How can I profile the Backward pass of model?

Navdeep_Kumar · April 11, 2020, 11:51am

I need to profile the backward pass of a model running on a GPU. I need to see how much time each layer’s gradient computation took along with achived TFLOPs during the operation. The problem is, If I use a profiler such as nsight systems then I cannot simply differentiate which kernel ran for which layer just because I cannot annotate the backward pass using nvtx. Is there some way in which the backward pass can be profiled.

ptrblck · April 12, 2020, 6:49am

autograd.profiler should give your the runtime for the backward functions. If you spot a bottleneck, you could run nsight systems in isolation on this particular backward call.

torch_fresh · June 15, 2020, 3:47pm

Hi, I have a same issue for profiling backward pass of each layer. Can you give me some hints for solving this problem? Thanks for any code or suggestion.

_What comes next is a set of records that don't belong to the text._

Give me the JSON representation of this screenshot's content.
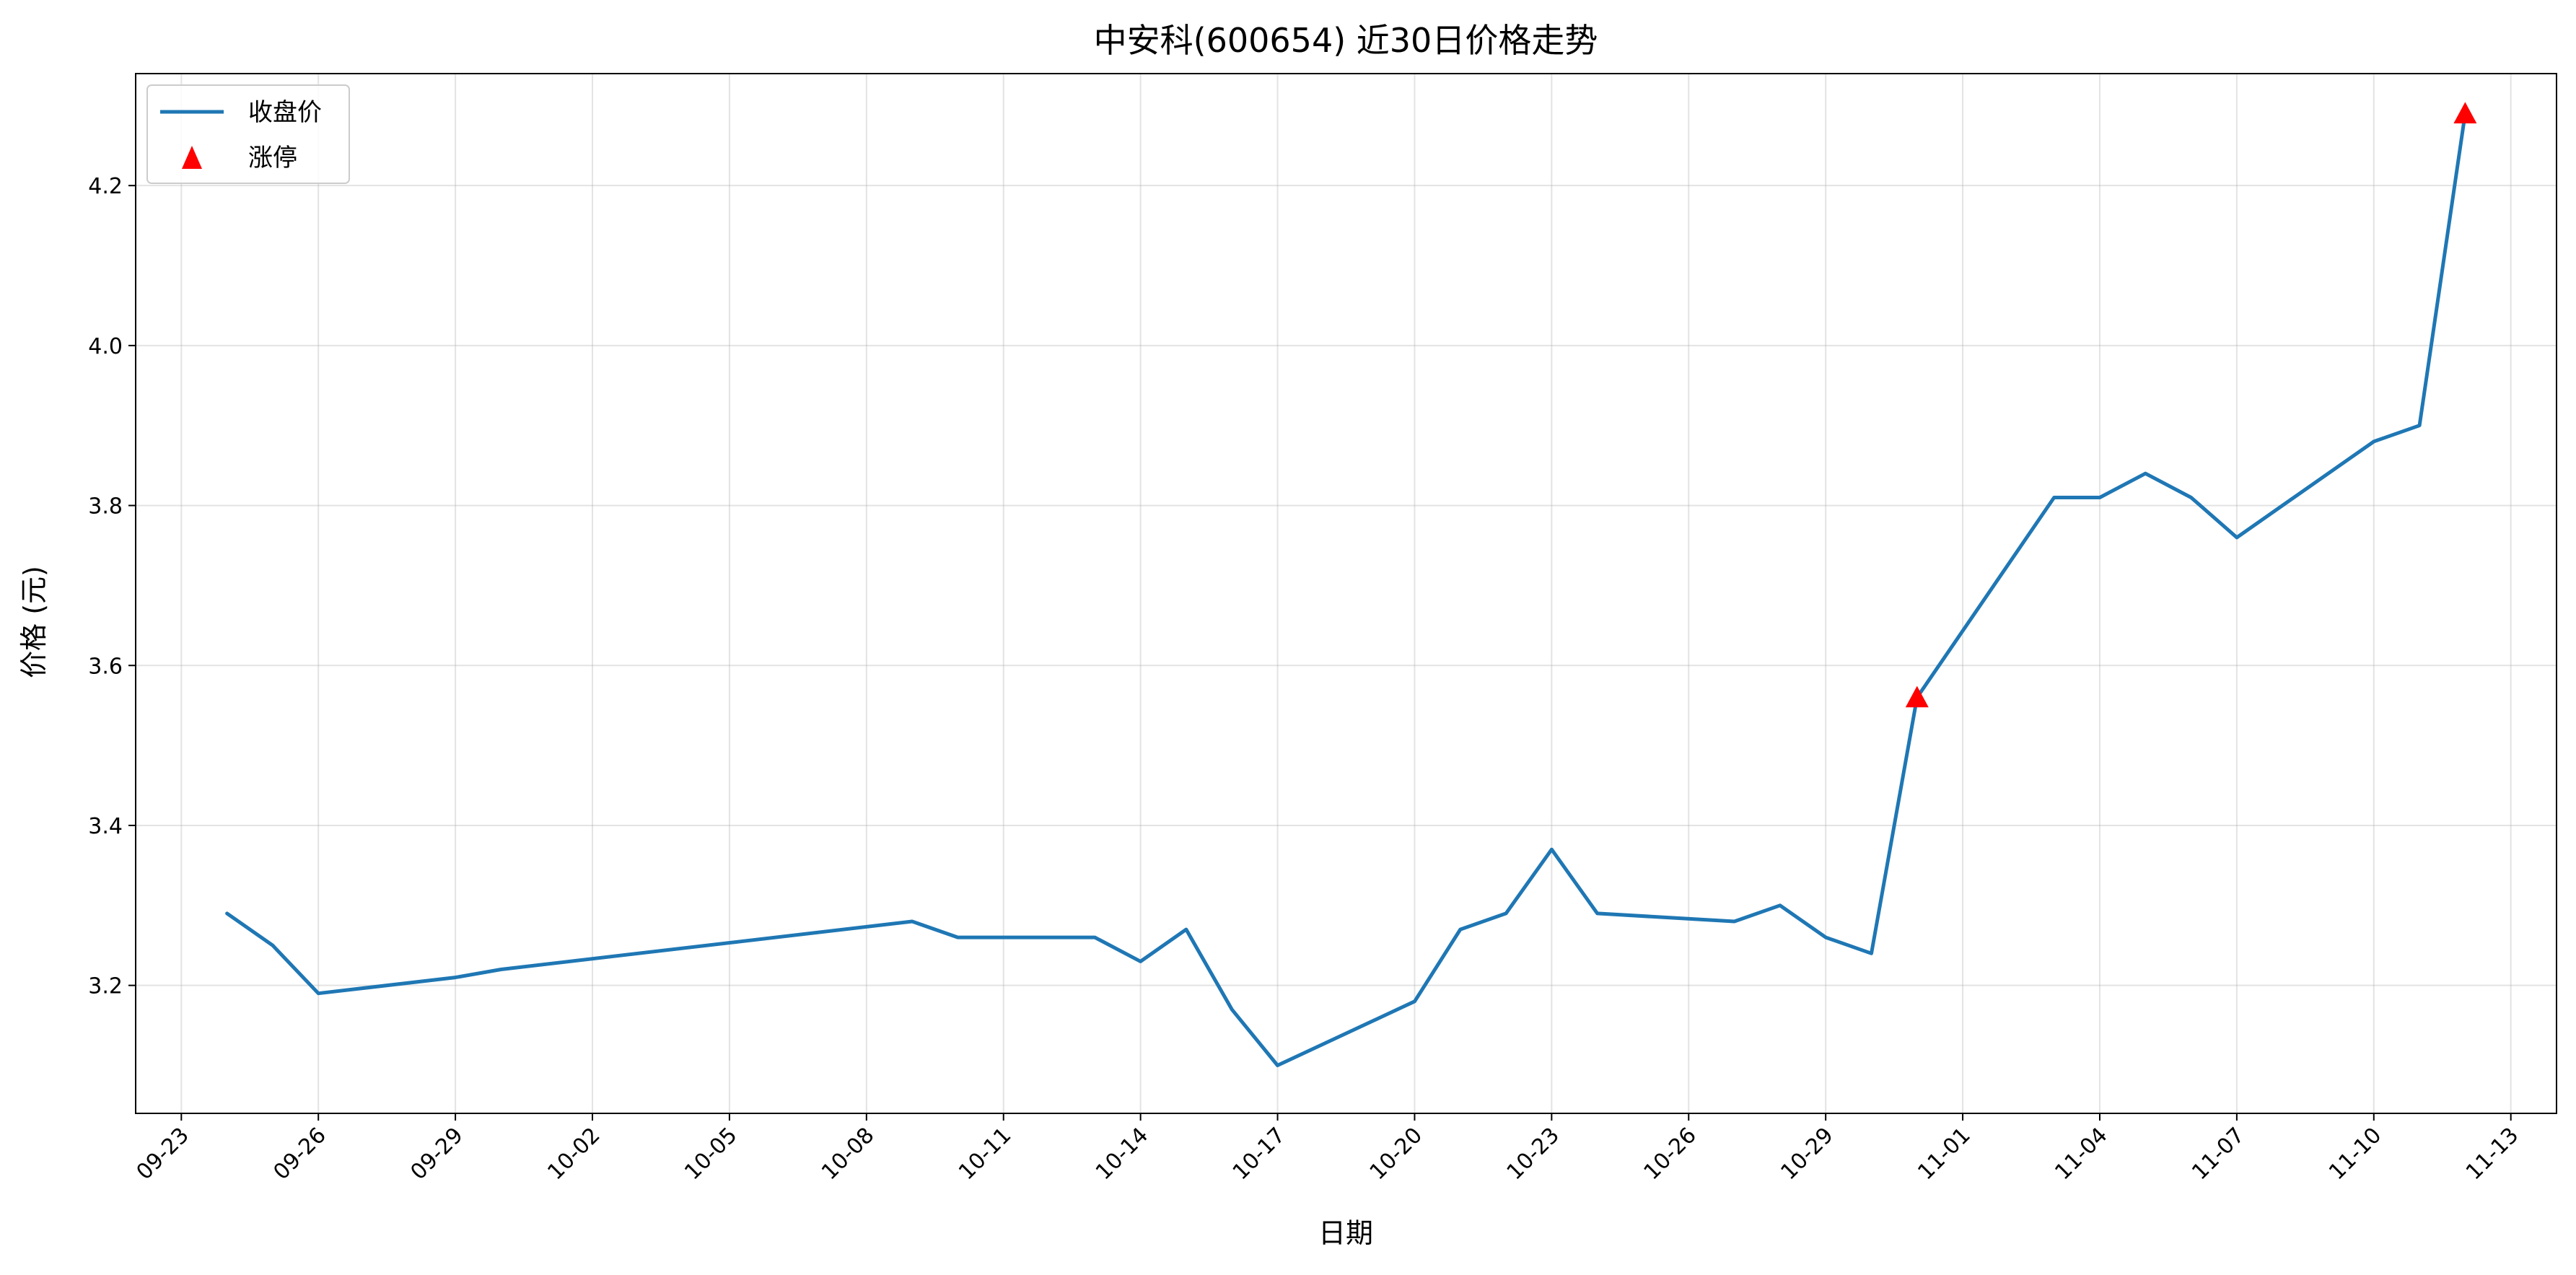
{
  "chart_data": {
    "type": "line",
    "title": "中安科(600654) 近30日价格走势",
    "xlabel": "日期",
    "ylabel": "价格 (元)",
    "xlim": [
      "2024-09-22",
      "2024-11-14"
    ],
    "ylim": [
      3.04,
      4.34
    ],
    "grid": true,
    "legend_position": "top-left",
    "x_ticks": [
      "09-23",
      "09-26",
      "09-29",
      "10-02",
      "10-05",
      "10-08",
      "10-11",
      "10-14",
      "10-17",
      "10-20",
      "10-23",
      "10-26",
      "10-29",
      "11-01",
      "11-04",
      "11-07",
      "11-10",
      "11-13"
    ],
    "y_ticks": [
      "3.2",
      "3.4",
      "3.6",
      "3.8",
      "4.0",
      "4.2"
    ],
    "series": [
      {
        "name": "收盘价",
        "kind": "line",
        "color": "#1f77b4",
        "points": [
          {
            "x": "2024-09-24",
            "y": 3.29
          },
          {
            "x": "2024-09-25",
            "y": 3.25
          },
          {
            "x": "2024-09-26",
            "y": 3.19
          },
          {
            "x": "2024-09-29",
            "y": 3.21
          },
          {
            "x": "2024-09-30",
            "y": 3.22
          },
          {
            "x": "2024-10-09",
            "y": 3.28
          },
          {
            "x": "2024-10-10",
            "y": 3.26
          },
          {
            "x": "2024-10-11",
            "y": 3.26
          },
          {
            "x": "2024-10-12",
            "y": 3.26
          },
          {
            "x": "2024-10-13",
            "y": 3.26
          },
          {
            "x": "2024-10-14",
            "y": 3.23
          },
          {
            "x": "2024-10-15",
            "y": 3.27
          },
          {
            "x": "2024-10-16",
            "y": 3.17
          },
          {
            "x": "2024-10-17",
            "y": 3.1
          },
          {
            "x": "2024-10-20",
            "y": 3.18
          },
          {
            "x": "2024-10-21",
            "y": 3.27
          },
          {
            "x": "2024-10-22",
            "y": 3.29
          },
          {
            "x": "2024-10-23",
            "y": 3.37
          },
          {
            "x": "2024-10-24",
            "y": 3.29
          },
          {
            "x": "2024-10-27",
            "y": 3.28
          },
          {
            "x": "2024-10-28",
            "y": 3.3
          },
          {
            "x": "2024-10-29",
            "y": 3.26
          },
          {
            "x": "2024-10-30",
            "y": 3.24
          },
          {
            "x": "2024-10-31",
            "y": 3.56
          },
          {
            "x": "2024-11-03",
            "y": 3.81
          },
          {
            "x": "2024-11-04",
            "y": 3.81
          },
          {
            "x": "2024-11-05",
            "y": 3.84
          },
          {
            "x": "2024-11-06",
            "y": 3.81
          },
          {
            "x": "2024-11-07",
            "y": 3.76
          },
          {
            "x": "2024-11-10",
            "y": 3.88
          },
          {
            "x": "2024-11-11",
            "y": 3.9
          },
          {
            "x": "2024-11-12",
            "y": 4.29
          }
        ]
      },
      {
        "name": "涨停",
        "kind": "marker",
        "marker": "triangle-up",
        "color": "#ff0000",
        "points": [
          {
            "x": "2024-10-31",
            "y": 3.56
          },
          {
            "x": "2024-11-12",
            "y": 4.29
          }
        ]
      }
    ]
  }
}
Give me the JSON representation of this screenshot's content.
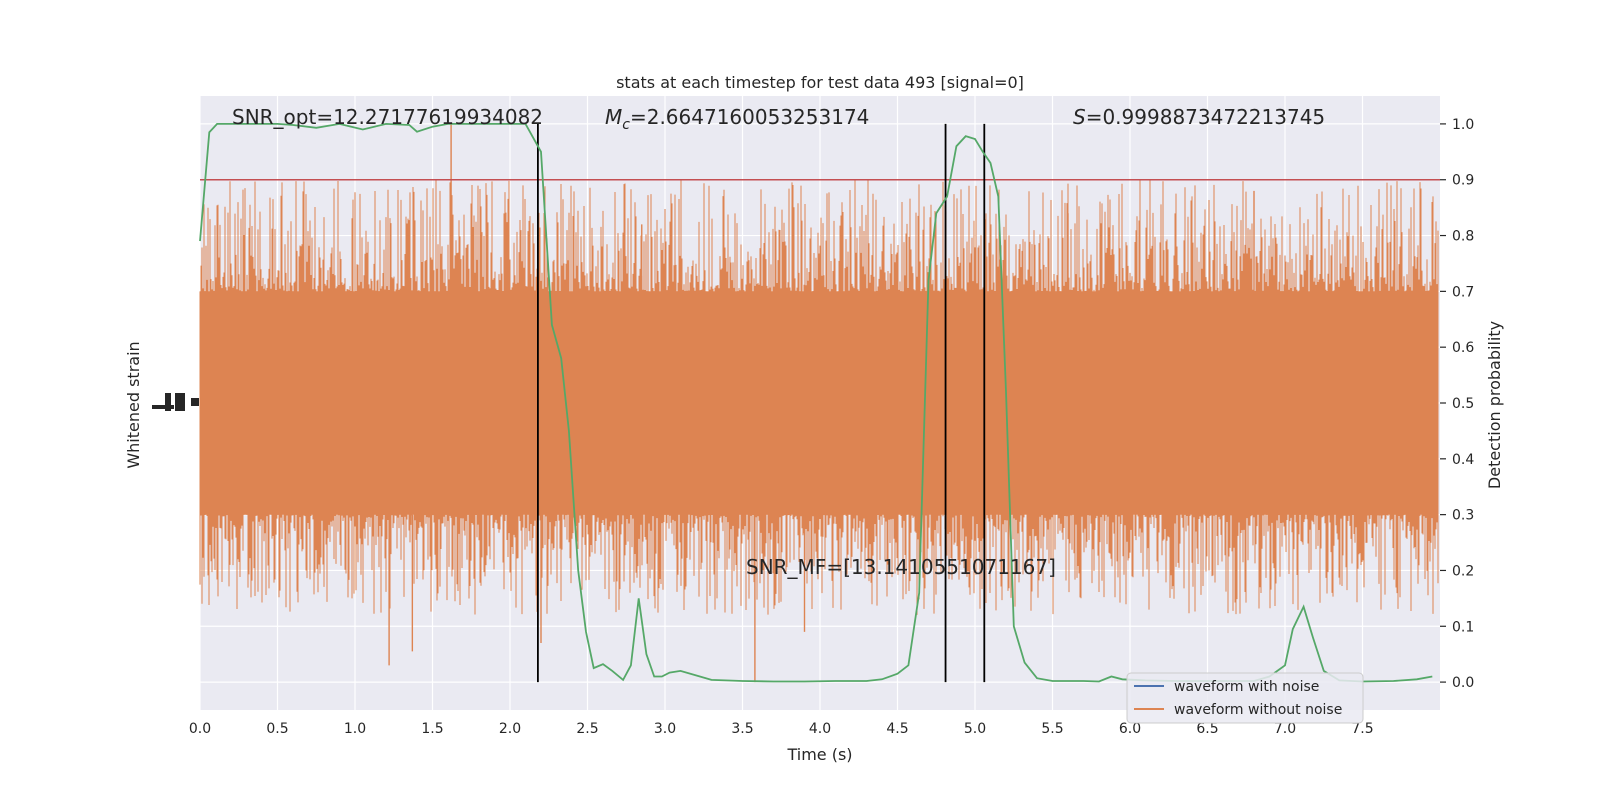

ptrblck · June 16, 2020, 6:57am

If you just want to profile the backward layer and get the current runtime, this code snippet might be helpful:

def profile(module, input):
    # Warmup
    for _ in range(50):
        output = module(input)

    g0 = torch.rand_like(output)
    for _ in range(50):
        output = module(input)
        output.backward(g0)


    nb_iters = 100
    torch.cuda.synchronize()
    start = time.time()
    for _ in range(nb_iters):
        output = module(input)
    torch.cuda.synchronize()
    end = time.time()
    fwd_time = (end - start) / nb_iters

    # Profile backward pass
    torch.cuda.synchronize()
    start = time.time()
    for _ in range(nb_iters):
        output = module(input)
        module.weight.grad = None
        output.backward(g0)

    torch.cuda.synchronize()
    end = time.time()
    all_time = (end - start) / nb_iters
    bwd_time = all_time - fwd_time